In the article by Mohsin et al., entitled “Type 2 Diabetes Mellitus Increases the Risk to Hip Fracture in Postmenopausal Osteoporosis by Deteriorating the Trabecular Bone Microarchitecture and Bone Mass,” using a micro-CT, the authors analysed the changes in the trabecular bone microstructure due to T2DM at various time points in ovariectomised and nonovariectomised rats. Their data suggest that T2DM negatively affects the trabecular structure of the femoral heads of rats and that these changes are correlated with the T2DM duration, increasing the risk of hip fractures.

In the paper by Guo et al., entitled “Assessment of Risk Factors for Fractures in Patients with Type 2 Diabetes over 60 Years Old: A Cross-Sectional Study from Northeast China,” the authors investigated the prevalence of bone fractures in elderly Chinese subjects (with and without T2DM) and evaluated the risk factors for fractures. In particular, when measuring the heel BMD and the timed “up and go” (TUG), the authors observed that low BMD and slow TUG times were independent risk factors for fractures in non-T2DM patients, while no associations were found in the T2DM population. Patients with T2DM had a higher risk for fractures, even when they had preserved BMD and a short TUG time. Therefore, the authors concluded that TUG and BMD underestimated the risk of fractures in the T2DM population.

The review by C. Eller-Vainicher et al., entitled “Pathophysiology and Management of Type 2 Diabetes Mellitus Bone Fragility,” summarised the complex pathophysiological mechanisms underlying bone fragility in T2DM patients. In the first part of the review, the authors analysed the correct clinical approach for evaluating bone health in T2DM patients beyond dual X-ray densitometry, with particular attention to other imaging techniques that have been investigated in recent years, such as trabecular bone score, hip structural analysis, quantitative ultrasound, and peripheral quantitative computed tomography. Moreover, the authors examined the role of microindentation and bone turnover markers in the evaluation of bone fragility in T2DM patients. The second part of the review was dedicated to the factors that lead to bone fragility in T2DM, from disease duration, insulin use, glycometabolic control, and complications to the effects of the different antidiabetic drugs on bone and other metabolic aspects, such as obesity and cortisol secretion.
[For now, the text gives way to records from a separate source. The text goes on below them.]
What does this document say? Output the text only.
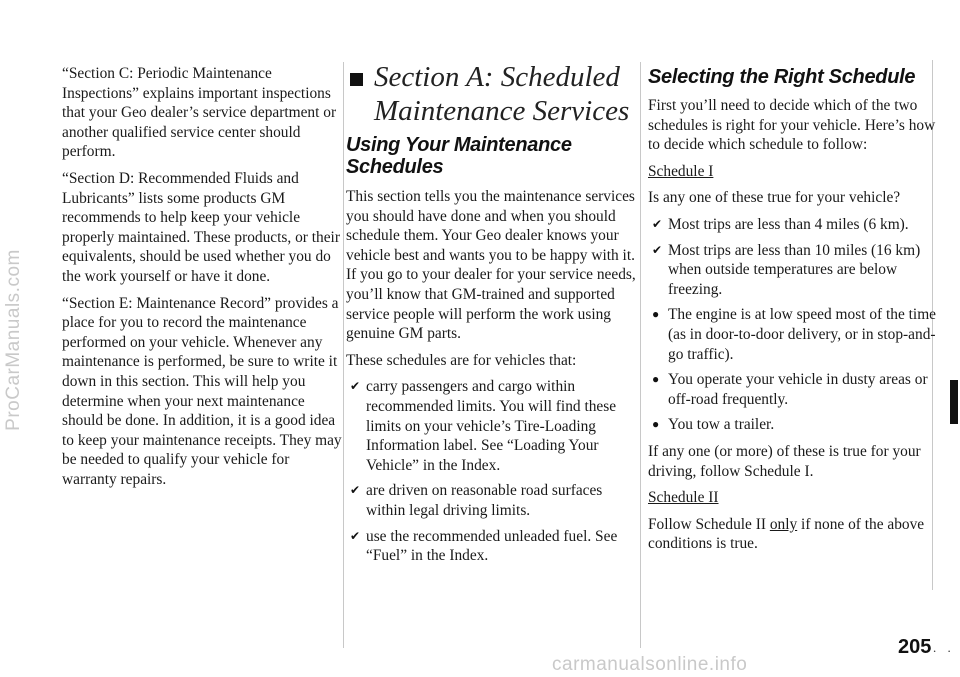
ProCarManuals.com

“Section C: Periodic Maintenance Inspections” explains important inspections that your Geo dealer’s service department or another qualified service center should perform.

“Section D: Recommended Fluids and Lubricants” lists some products GM recommends to help keep your vehicle properly maintained. These products, or their equivalents, should be used whether you do the work yourself or have it done.

“Section E: Maintenance Record” provides a place for you to record the maintenance performed on your vehicle. Whenever any maintenance is performed, be sure to write it down in this section. This will help you determine when your next maintenance should be done. In addition, it is a good idea to keep your maintenance receipts. They may be needed to qualify your vehicle for warranty repairs.

Section A: Scheduled Maintenance Services
Using Your Maintenance Schedules

This section tells you the maintenance services you should have done and when you should schedule them. Your Geo dealer knows your vehicle best and wants you to be happy with it. If you go to your dealer for your service needs, you’ll know that GM-trained and supported service people will perform the work using genuine GM parts.

These schedules are for vehicles that:

✔ carry passengers and cargo within recommended limits. You will find these limits on your vehicle’s Tire-Loading Information label. See “Loading Your Vehicle” in the Index.
✔ are driven on reasonable road surfaces within legal driving limits.
✔ use the recommended unleaded fuel. See “Fuel” in the Index.
Selecting the Right Schedule

First you’ll need to decide which of the two schedules is right for your vehicle. Here’s how to decide which schedule to follow:

Schedule I

Is any one of these true for your vehicle?

✔ Most trips are less than 4 miles (6 km).
✔ Most trips are less than 10 miles (16 km) when outside temperatures are below freezing.
● The engine is at low speed most of the time (as in door-to-door delivery, or in stop-and-go traffic).
● You operate your vehicle in dusty areas or off-road frequently.
● You tow a trailer.

If any one (or more) of these is true for your driving, follow Schedule I.

Schedule II

Follow Schedule II only if none of the above conditions is true.

205 . .
carmanualsonline.info
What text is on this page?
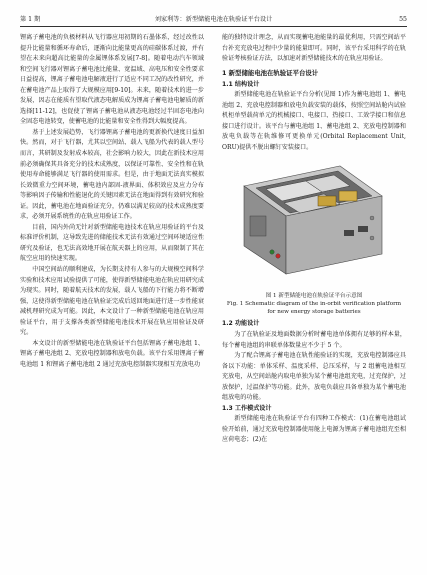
第 1 期	刘家利等：新型储能电池在轨验证平台设计	55

锂离子蓄电池的负极材料从飞行器应用初期的石墨体系，经过改性以提升比能量和循环寿命后，逐渐向比能量更高的硅碳体系过渡，并有望在未来向超高比能量的金属锂体系发展[7-8]。随着电动汽车领域和空间飞行器对锂离子蓄电池比能量、宽温域、高电压和安全性要求日益提高，锂离子蓄电池电解液进行了适应不同工况的改性研究，并在蓄电池产品上取得了大规模应用[9-10]。未来，随着技术的进一步发展，因志在能质有望取代液态电解质成为锂离子蓄电池电解质的新选择[11-12]，也促使了锂离子蓄电池从液态电池经过半固态电池向全固态电池转变，使蓄电池的比能量和安全性得到大幅度提高。

基于上述发展趋势，飞行器锂离子蓄电池的更新换代速度日益加快。然而，对于飞行器，尤其以空间站、载人飞船为代表的载人型号而言，其研制及发射成本较高，社会影响力较大，因此在新技术应用前必须确保其具备充分的技术成熟度，以保证可靠性、安全性和在轨使用寿命能够满足飞行器的使用需求。但是，由于地面无法真实模拟长效微重力空间环境，蓄电池内部固-液界面、体积效应及应力分布等影响因子传输和性能退化的关键因素无法在地面得到有效研究和验证。因此，蓄电池在地面验证充分，仍难以满足较高的技术成熟度要求，必须开展系统性的在轨应用验证工作。

目前，国内外尚无针对新型储能电池技术在轨应用验证的平台及标准评价机制，这导致先进的储能技术无法有效通过空间环境适应性研究及验证，也无法高效地开展在航天器上的应用，从而限制了其在航空应用的快速实现。

中国空间站的顺利建成，为长期支持有人参与的大规模空间科学实验和技术应用试验提供了可能，使得新型储能电池在轨应用研究成为现实。同时，随着航天技术的发展，载人飞船的下行能力将不断增强，这使得新型储能电池在轨验证完成后返回地面进行进一步性能衰减机理研究成为可能。因此，本文设计了一种新型储能电池在轨应用验证平台，用于支撑各类新型储能电池技术开展在轨应用验证及研究。

本文设计的新型储能电池在轨验证平台包括锂离子蓄电池组 1、锂离子蓄电池组 2、充放电控制器和放电负载。该平台采用锂离子蓄电池组 1 和锂离子蓄电池组 2 通过充放电控制器实现相互充放电功

能的独特设计理念，从而实现蓄电池能量的最优利用，只需空间站平台补充充放电过程中少量的能量即可。同时，该平台采用科学的在轨验证考核验证方法，以加速对新型储能技术的在轨应用验证。

1 新型储能电池在轨验证平台设计

1.1 结构设计

新型储能电池在轨验证平台分析(见图 1)作为蓄电池组 1、蓄电池组 2、充放电控制器和放电负载安装的载体，按照空间站舱内试验机柜单型载荷单元的机械接口、电接口、热接口、工效学接口和信息接口进行设计。该平台与蓄电池组 1、蓄电池组 2、充放电控制器和放电负载等在轨维修可更换单元(Orbital Replacement Unit, ORU)提供不脱出螺钉安装接口。

图 1 新型储能电池在轨验证平台示意图

Fig. 1 Schematic diagram of the in-orbit verification platform

for new energy storage batteries

1.2 功能设计

为了在轨验证及地面数据分析时蓄电池单体拥有足够的样本量，每个蓄电池组的串联单体数量应不少于 5 个。

为了配合锂离子蓄电池在轨性能验证的实现，充放电控制器应具备以下功能：单体采样、温度采样、总压采样，与 2 组蓄电池相互充放电，从空间站舱内取电单独为某个蓄电池组充电，过充保护，过放保护，过温保护等功能。此外，放电负载应具备单独为某个蓄电池组放电的功能。

1.3 工作模式设计

新型储能电池在轨验证平台有四种工作模式：(1)在蓄电池组试验开始前，通过充放电控制器使用舱上电源为锂离子蓄电池组充至相应荷电态；(2)在
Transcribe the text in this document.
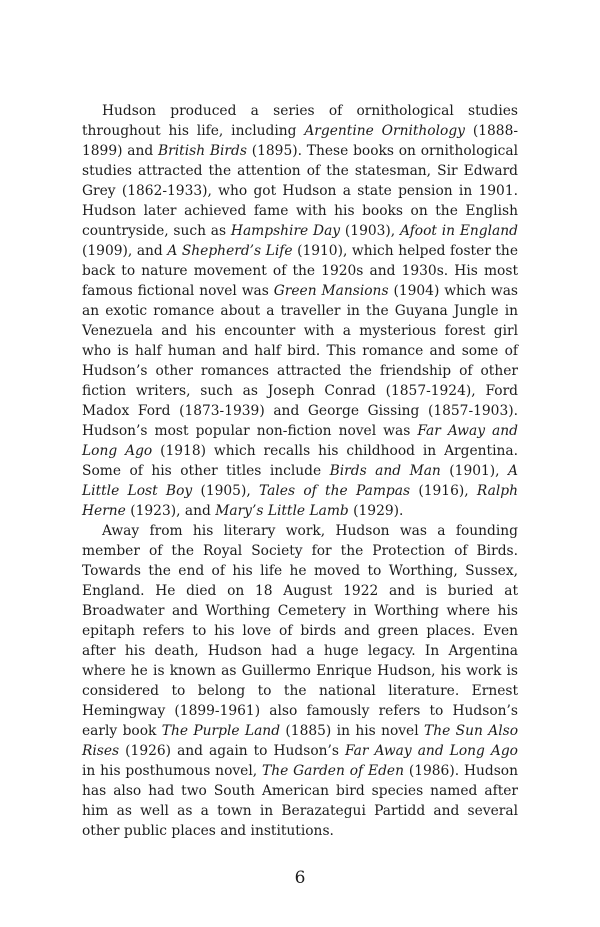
Hudson produced a series of ornithological studies throughout his life, including Argentine Ornithology (1888-1899) and British Birds (1895). These books on ornithological studies attracted the attention of the statesman, Sir Edward Grey (1862-1933), who got Hudson a state pension in 1901. Hudson later achieved fame with his books on the English countryside, such as Hampshire Day (1903), Afoot in England (1909), and A Shepherd’s Life (1910), which helped foster the back to nature movement of the 1920s and 1930s. His most famous fictional novel was Green Mansions (1904) which was an exotic romance about a traveller in the Guyana Jungle in Venezuela and his encounter with a mysterious forest girl who is half human and half bird. This romance and some of Hudson’s other romances attracted the friendship of other fiction writers, such as Joseph Conrad (1857-1924), Ford Madox Ford (1873-1939) and George Gissing (1857-1903). Hudson’s most popular non-fiction novel was Far Away and Long Ago (1918) which recalls his childhood in Argentina. Some of his other titles include Birds and Man (1901), A Little Lost Boy (1905), Tales of the Pampas (1916), Ralph Herne (1923), and Mary’s Little Lamb (1929).

Away from his literary work, Hudson was a founding member of the Royal Society for the Protection of Birds. Towards the end of his life he moved to Worthing, Sussex, England. He died on 18 August 1922 and is buried at Broadwater and Worthing Cemetery in Worthing where his epitaph refers to his love of birds and green places. Even after his death, Hudson had a huge legacy. In Argentina where he is known as Guillermo Enrique Hudson, his work is considered to belong to the national literature. Ernest Hemingway (1899-1961) also famously refers to Hudson’s early book The Purple Land (1885) in his novel The Sun Also Rises (1926) and again to Hudson’s Far Away and Long Ago in his posthumous novel, The Garden of Eden (1986). Hudson has also had two South American bird species named after him as well as a town in Berazategui Partidd and several other public places and institutions.

6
Finally, the article by Zhao et al., entitled “Association between Uric Acid and Bone Mineral Density in Postmenopausal Women with Type 2 Diabetes Mellitus in China-A cross-sectional Inpatients Study,” retrospectively evaluated the association between uric acid levels and BMD in 262 postmenopausal women with T2DM. The authors concluded that uric acid levels were neither a protective factor nor a risk factor for osteoporosis in these subjects.

We think that the articles in this special issue contribute to increasing the knowledge of the pathogenesis of bone fragility in T2DM patients and may be the starting point for future research.